Chinese Cuisines
China is a vast country with diverse climates, customs, products, and habits. People living in different regions display great variety in their diets. People in coastal areas eat more aquatic products and seafood, whereas those in central and northwest China eat more domestic animals and poultry. Foods vary from north to south, and typical local dishes may eve astonish strangers, such as snake, pangolin, and white rat. Tastes also differ regionally because of the climatic differences.

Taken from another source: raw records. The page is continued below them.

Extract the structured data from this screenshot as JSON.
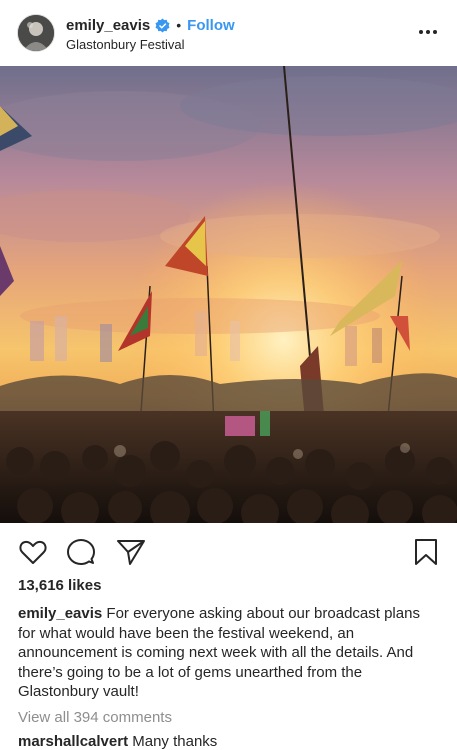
{
  "post": {
    "username": "emily_eavis",
    "verified": true,
    "separator": "•",
    "follow_label": "Follow",
    "location": "Glastonbury Festival",
    "more_icon": "more-horizontal-icon",
    "photo_subject": "festival-crowd-flags-sunset",
    "colors": {
      "accent": "#3897f0",
      "text": "#262626",
      "muted": "#8e8e8e"
    }
  },
  "actions": {
    "like_icon": "heart-icon",
    "comment_icon": "comment-icon",
    "share_icon": "paper-plane-icon",
    "save_icon": "bookmark-icon"
  },
  "likes_label": "13,616 likes",
  "caption": {
    "username": "emily_eavis",
    "text": "For everyone asking about our broadcast plans for what would have been the festival weekend, an announcement is coming next week with all the details. And there’s going to be a lot of gems unearthed from the Glastonbury vault!"
  },
  "view_all_comments": "View all 394 comments",
  "comments": [
    {
      "username": "marshallcalvert",
      "text": "Many thanks"
    }
  ]
}
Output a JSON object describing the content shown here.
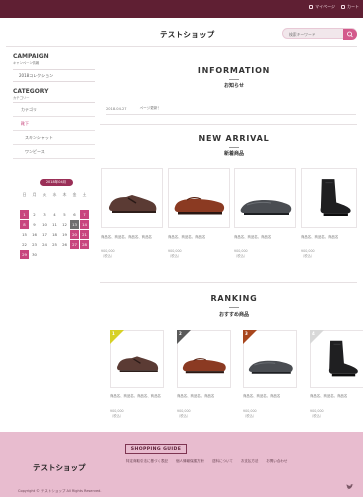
{
  "topbar": {
    "links": [
      {
        "label": "マイページ",
        "icon": "user-icon"
      },
      {
        "label": "カート",
        "icon": "cart-icon"
      }
    ],
    "color": "#5f1f33"
  },
  "header": {
    "shop_name": "テストショップ",
    "search_placeholder": "検索キーワード"
  },
  "sidebar": {
    "campaign": {
      "title": "CAMPAIGN",
      "subtitle": "キャンペーン情報",
      "item": "2018コレクション"
    },
    "category": {
      "title": "CATEGORY",
      "subtitle": "カテゴリー",
      "items": [
        "カテゴリ",
        "靴下",
        "スキンシャット",
        "ワンピース"
      ]
    }
  },
  "calendar": {
    "title": "2018年04月",
    "weekdays": [
      "日",
      "月",
      "火",
      "水",
      "木",
      "金",
      "土"
    ],
    "days": [
      [
        "",
        "",
        "",
        "",
        "",
        "",
        ""
      ],
      [
        "1",
        "2",
        "3",
        "4",
        "5",
        "6",
        "7"
      ],
      [
        "8",
        "9",
        "10",
        "11",
        "12",
        "13",
        "14"
      ],
      [
        "15",
        "16",
        "17",
        "18",
        "19",
        "20",
        "21"
      ],
      [
        "22",
        "23",
        "24",
        "25",
        "26",
        "27",
        "28"
      ],
      [
        "29",
        "30",
        "",
        "",
        "",
        "",
        ""
      ]
    ]
  },
  "information": {
    "title": "INFORMATION",
    "subtitle": "お知らせ",
    "news": [
      {
        "date": "2018.04.27",
        "text": "ページ更新！"
      }
    ]
  },
  "new_arrival": {
    "title": "NEW ARRIVAL",
    "subtitle": "新着商品",
    "products": [
      {
        "name": "商品名、商品名、商品名、商品名",
        "price": "¥00,000（税込）",
        "icon": "brown-strap-shoe"
      },
      {
        "name": "商品名、商品名、商品名",
        "price": "¥00,000（税込）",
        "icon": "brown-loafer"
      },
      {
        "name": "商品名、商品名、商品名",
        "price": "¥00,000（税込）",
        "icon": "grey-slipon"
      },
      {
        "name": "商品名、商品名、商品名",
        "price": "¥00,000（税込）",
        "icon": "black-boot"
      }
    ]
  },
  "ranking": {
    "title": "RANKING",
    "subtitle": "おすすめ商品",
    "badges": [
      "1",
      "2",
      "3",
      "4"
    ],
    "badge_colors": [
      "#d7d125",
      "#5a5a5a",
      "#a8461d",
      "#d8d8d8"
    ],
    "products": [
      {
        "name": "商品名、商品名、商品名、商品名",
        "price": "¥00,000（税込）"
      },
      {
        "name": "商品名、商品名、商品名",
        "price": "¥00,000（税込）"
      },
      {
        "name": "商品名、商品名、商品名",
        "price": "¥00,000（税込）"
      },
      {
        "name": "商品名、商品名、商品名",
        "price": "¥00,000（税込）"
      }
    ]
  },
  "footer": {
    "guide": "SHOPPING GUIDE",
    "links": [
      "特定商取引法に基づく表記",
      "個人情報保護方針",
      "送料について",
      "お支払方法",
      "お問い合わせ"
    ],
    "shop_name": "テストショップ",
    "copyright": "Copyright © テストショップ All Rights Reserved.",
    "color": "#e8bccf"
  }
}
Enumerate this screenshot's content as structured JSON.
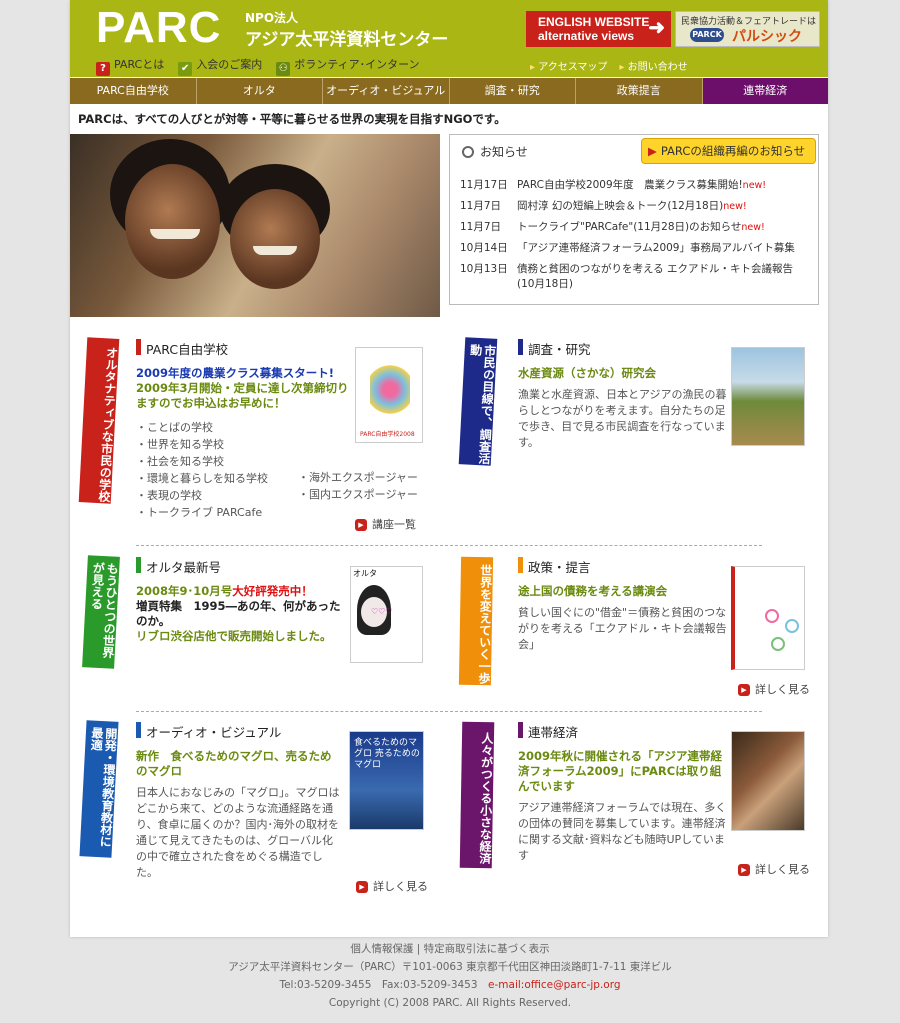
{
  "header": {
    "logo": "PARC",
    "npo": "NPO法人",
    "org_name": "アジア太平洋資料センター",
    "links": [
      {
        "label": "PARCとは",
        "icon": "question-icon",
        "color": "#c8221a"
      },
      {
        "label": "入会のご案内",
        "icon": "leaf-icon",
        "color": "#7a9a10"
      },
      {
        "label": "ボランティア･インターン",
        "icon": "people-icon",
        "color": "#6a8a10"
      }
    ],
    "english": "ENGLISH WEBSITE",
    "english2": "alternative views",
    "palsic_top": "民衆協力活動＆フェアトレードは",
    "palsic_pill": "PARCK",
    "palsic": "パルシック",
    "sublinks": [
      "アクセスマップ",
      "お問い合わせ"
    ]
  },
  "nav": [
    "PARC自由学校",
    "オルタ",
    "オーディオ・ビジュアル",
    "調査・研究",
    "政策提言",
    "連帯経済"
  ],
  "tagline": "PARCは、すべての人びとが対等・平等に暮らせる世界の実現を目指すNGOです。",
  "news": {
    "title": "お知らせ",
    "org_button": "PARCの組織再編のお知らせ",
    "new_label": "new!",
    "items": [
      {
        "date": "11月17日",
        "text": "PARC自由学校2009年度　農業クラス募集開始!",
        "new": "new!"
      },
      {
        "date": "11月7日",
        "text": "岡村淳 幻の短編上映会＆トーク(12月18日)",
        "new": "new!"
      },
      {
        "date": "11月7日",
        "text": "トークライブ\"PARCafe\"(11月28日)のお知らせ",
        "new": "new!"
      },
      {
        "date": "10月14日",
        "text": "「アジア連帯経済フォーラム2009」事務局アルバイト募集",
        "new": ""
      },
      {
        "date": "10月13日",
        "text": "債務と貧困のつながりを考える エクアドル・キト会議報告(10月18日)",
        "new": ""
      }
    ]
  },
  "sections": {
    "school": {
      "label": "オルタナティブな市民の学校",
      "title": "PARC自由学校",
      "lead1": "2009年度の農業クラス募集スタート!",
      "lead2": "2009年3月開始・定員に達し次第締切りますのでお申込はお早めに！",
      "items": [
        "・ことばの学校",
        "・世界を知る学校",
        "・社会を知る学校",
        "・環境と暮らしを知る学校",
        "・表現の学校",
        "・トークライブ PARCafe"
      ],
      "items2": [
        "・海外エクスポージャー",
        "・国内エクスポージャー"
      ],
      "more": "講座一覧",
      "thumb_caption": "PARC自由学校2008"
    },
    "research": {
      "label": "市民の目線で、調査活動",
      "title": "調査・研究",
      "lead": "水産資源（さかな）研究会",
      "body": "漁業と水産資源、日本とアジアの漁民の暮らしとつながりを考えます。自分たちの足で歩き、目で見る市民調査を行なっています。"
    },
    "alter": {
      "label": "もうひとつの世界が見える",
      "title": "オルタ最新号",
      "lead_a": "2008年9･10月号",
      "lead_b": "大好評発売中！",
      "lead_c": "増頁特集　1995―あの年、何があったのか。",
      "lead_d": "リブロ渋谷店他で販売開始しました。",
      "thumb_caption": "オルタ"
    },
    "policy": {
      "label": "世界を変えていく一歩",
      "title": "政策・提言",
      "lead": "途上国の債務を考える講演会",
      "body": "貧しい国ぐにの\"借金\"＝債務と貧困のつながりを考える「エクアドル・キト会議報告会」",
      "more": "詳しく見る"
    },
    "av": {
      "label": "開発・環境教育教材に最適",
      "title": "オーディオ・ビジュアル",
      "lead": "新作　食べるためのマグロ、売るためのマグロ",
      "body": "日本人におなじみの「マグロ」。マグロはどこから来て、どのような流通経路を通り、食卓に届くのか？国内･海外の取材を通じて見えてきたものは、グローバル化の中で確立された食をめぐる構造でした。",
      "more": "詳しく見る",
      "thumb_caption": "食べるためのマグロ 売るためのマグロ"
    },
    "solidarity": {
      "label": "人々がつくる小さな経済",
      "title": "連帯経済",
      "lead": "2009年秋に開催される「アジア連帯経済フォーラム2009」にPARCは取り組んでいます",
      "body": "アジア連帯経済フォーラムでは現在、多くの団体の賛同を募集しています。連帯経済に関する文献･資料なども随時UPしています",
      "more": "詳しく見る"
    }
  },
  "footer": {
    "line1": "個人情報保護 | 特定商取引法に基づく表示",
    "line2": "アジア太平洋資料センター（PARC）〒101-0063 東京都千代田区神田淡路町1-7-11 東洋ビル",
    "tel": "Tel:03-5209-3455　Fax:03-5209-3453",
    "mail": "e-mail:office@parc-jp.org",
    "copy": "Copyright (C) 2008 PARC. All Rights Reserved."
  },
  "colors": {
    "green": "#aab614",
    "school": "#c8221a",
    "research": "#1e2a8a",
    "alter": "#2a9a2a",
    "policy": "#f0900a",
    "av": "#1a5ab0",
    "solidarity": "#6b166b"
  }
}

One popular summary of Chinese food is “sweet in the south, salty in north, sour in the west, and spicy in the east.” People in the different regions have created their own cuisines to suit their tastes, and many chefs and cooks specialize in making these local delicacies. In the past, cooks in the different regions were called the Beijing sect, Shandong sect, Fujian sect, and Sichuan sect, as a way to differentiate the regional cuisines and the cooking specialties of the chefs. After the founding of the People’s Republic, the catering trade has referred to the cuisines by the different specialties and regional tastes of the dishes.

There is still no agreement on how many principal cuisines there are in China, but nine major cuisines have influenced Chinese cookery. They are the Beijing, Shandong, Huai-Yang, Jiangsu-Zhejiang, Fujian, Guangdong, Sichuan, Hubei, and Hunan cuisines.